CRT helps people whose hearts beat out of sync -- one side is activated to "beat" before the other, preventing the muscle from pumping blood evenly. This condition is known as dyssynchrony. CRT "paces" the rhythms of both sides to restore a coordinated beat.
In their experiments, the researchers used an animal model of heart failure with dyssynchrony and also examined the impact of CRT on the heart. By studying isolated muscle tissue and muscle cells, they examined the relationship between contraction and the calcium that triggers it. In the hearts that beat out of sync, force from the muscle cells and the level of calcium needed to generate contractions were very much reduced. CRT improved contraction force more than calcium, and this led to the discovery that CRT had increased the sensitivity of the muscle to calcium.
The next question was how this change had occurred. Calcium sensitivity is a property of the proteins that form the contracting "engine" of muscle, so the investigators examined how these proteins had been biochemically altered by CRT. After ruling out all the known ways this might have occurred, they turned to a newer approach, testing for changes in more than 150 proteins and discovered that CRT specifically modified 13 of them.
"Once we discovered which proteins were being altered, we were able to identify an enzyme likely responsible for these changes," noted lead author Jonathan Kirk, Ph.D., a post-doctoral fellow at the Johns Hopkins University School of Medicine. Working with heart muscle and isolated cells from the same animal models, the researchers found that the enzyme turned out to be GSK-3 beta, which was able to convert the behavior of muscle cells from a heart that was beating out of sync to what looked like heart cells that had received CRT, essentially mimicking the effect of CRT.

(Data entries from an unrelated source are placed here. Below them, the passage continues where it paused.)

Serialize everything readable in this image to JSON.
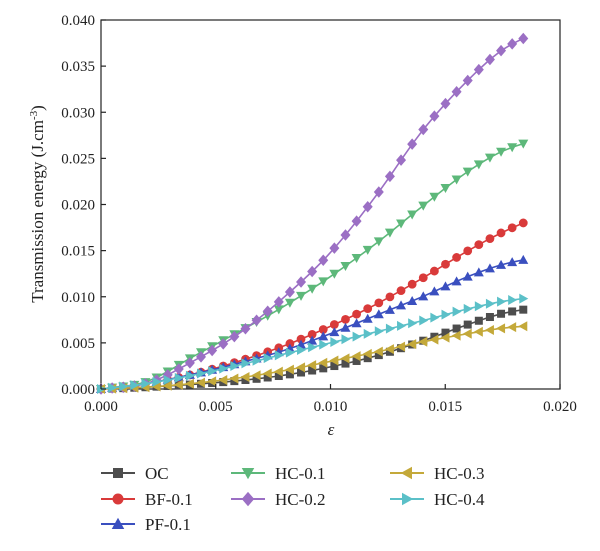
{
  "chart_data": {
    "type": "line",
    "title": "",
    "xlabel": "ε",
    "ylabel": "Transmission energy (J.cm",
    "ylabel_sup": "-3",
    "ylabel_end": ")",
    "xlim": [
      0.0,
      0.02
    ],
    "ylim": [
      0.0,
      0.04
    ],
    "xticks": [
      "0.000",
      "0.005",
      "0.010",
      "0.015",
      "0.020"
    ],
    "yticks": [
      "0.000",
      "0.005",
      "0.010",
      "0.015",
      "0.020",
      "0.025",
      "0.030",
      "0.035",
      "0.040"
    ],
    "grid": false,
    "legend_position": "bottom",
    "series": [
      {
        "name": "OC",
        "color": "#4d4d4d",
        "marker": "square",
        "x": [
          0,
          0.002,
          0.004,
          0.006,
          0.008,
          0.01,
          0.012,
          0.014,
          0.016,
          0.0175,
          0.0184
        ],
        "y": [
          0,
          0.0002,
          0.0005,
          0.0009,
          0.0015,
          0.0024,
          0.0036,
          0.0052,
          0.007,
          0.0082,
          0.0086
        ]
      },
      {
        "name": "BF-0.1",
        "color": "#d93a3a",
        "marker": "circle",
        "x": [
          0,
          0.002,
          0.004,
          0.006,
          0.008,
          0.01,
          0.012,
          0.014,
          0.016,
          0.0175,
          0.0184
        ],
        "y": [
          0,
          0.0006,
          0.0016,
          0.003,
          0.0047,
          0.0068,
          0.0092,
          0.012,
          0.015,
          0.017,
          0.018
        ]
      },
      {
        "name": "PF-0.1",
        "color": "#3a4fbf",
        "marker": "triangle-up",
        "x": [
          0,
          0.002,
          0.004,
          0.006,
          0.008,
          0.01,
          0.012,
          0.014,
          0.016,
          0.0175,
          0.0184
        ],
        "y": [
          0,
          0.0006,
          0.0016,
          0.0028,
          0.0042,
          0.006,
          0.008,
          0.01,
          0.0122,
          0.0135,
          0.014
        ]
      },
      {
        "name": "HC-0.1",
        "color": "#5db87a",
        "marker": "triangle-down",
        "x": [
          0,
          0.002,
          0.004,
          0.006,
          0.008,
          0.01,
          0.012,
          0.014,
          0.016,
          0.0175,
          0.0184
        ],
        "y": [
          0,
          0.0008,
          0.0035,
          0.0062,
          0.009,
          0.0122,
          0.0158,
          0.0198,
          0.0236,
          0.0258,
          0.0266
        ]
      },
      {
        "name": "HC-0.2",
        "color": "#9b6fc4",
        "marker": "diamond",
        "x": [
          0,
          0.002,
          0.004,
          0.006,
          0.008,
          0.01,
          0.012,
          0.014,
          0.016,
          0.0175,
          0.0184
        ],
        "y": [
          0,
          0.0006,
          0.003,
          0.006,
          0.01,
          0.0148,
          0.021,
          0.028,
          0.0335,
          0.0368,
          0.038
        ]
      },
      {
        "name": "HC-0.3",
        "color": "#c4a93a",
        "marker": "triangle-left",
        "x": [
          0,
          0.002,
          0.004,
          0.006,
          0.008,
          0.01,
          0.012,
          0.014,
          0.016,
          0.0175,
          0.0184
        ],
        "y": [
          0,
          0.0002,
          0.0006,
          0.0012,
          0.002,
          0.003,
          0.004,
          0.0051,
          0.006,
          0.0066,
          0.0068
        ]
      },
      {
        "name": "HC-0.4",
        "color": "#5bc0c8",
        "marker": "triangle-right",
        "x": [
          0,
          0.002,
          0.004,
          0.006,
          0.008,
          0.01,
          0.012,
          0.014,
          0.016,
          0.0175,
          0.0184
        ],
        "y": [
          0,
          0.0006,
          0.0015,
          0.0026,
          0.0038,
          0.005,
          0.0062,
          0.0074,
          0.0087,
          0.0095,
          0.0098
        ]
      }
    ]
  }
}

In further lab experiments, Kass and his colleagues found that although GSK-3 beta was inactive in muscle from a failing and dyssynchronous heart, it was reactivated by CRT. When that happened, the enzyme altered the motor proteins so that they generated greater force using the same amount of calcium-based activation.
"It had never been shown before that GSK-3 beta could modify motor proteins in the heart to make them more sensitive to calcium. It is surprising that this same type of effect can be produced by a pacemaker therapy like CRT," says Kass.
Nearly all existing medications for heart failure increase heart contraction by enhancing levels of calcium available to muscle cells, but over time, these higher levels can be toxic to the heart.
Altering the calcium sensitivity of the muscle is not the only way CRT can improve heart function. In a study published in 2011, Kass and colleagues also showed that CRT enables heart muscle to respond to hormones, such as adrenaline, which stimulates pumping ability, in a similar way to what happens during exercise.
The Kass Lab played a key role in developing CRT for use in patients in the late 1990s. The Food and Drug Administration approved CRT in 2001, and it is widely used today to improve symptoms and help people live longer.
In an unusual twist to the way therapies are usually developed, CRT was first tested in patients, but the biological mechanisms as to why it worked were not understood. The new work is running the discovery clock backwards, revealing these mechanisms and their potential to benefit many patients with heart failure.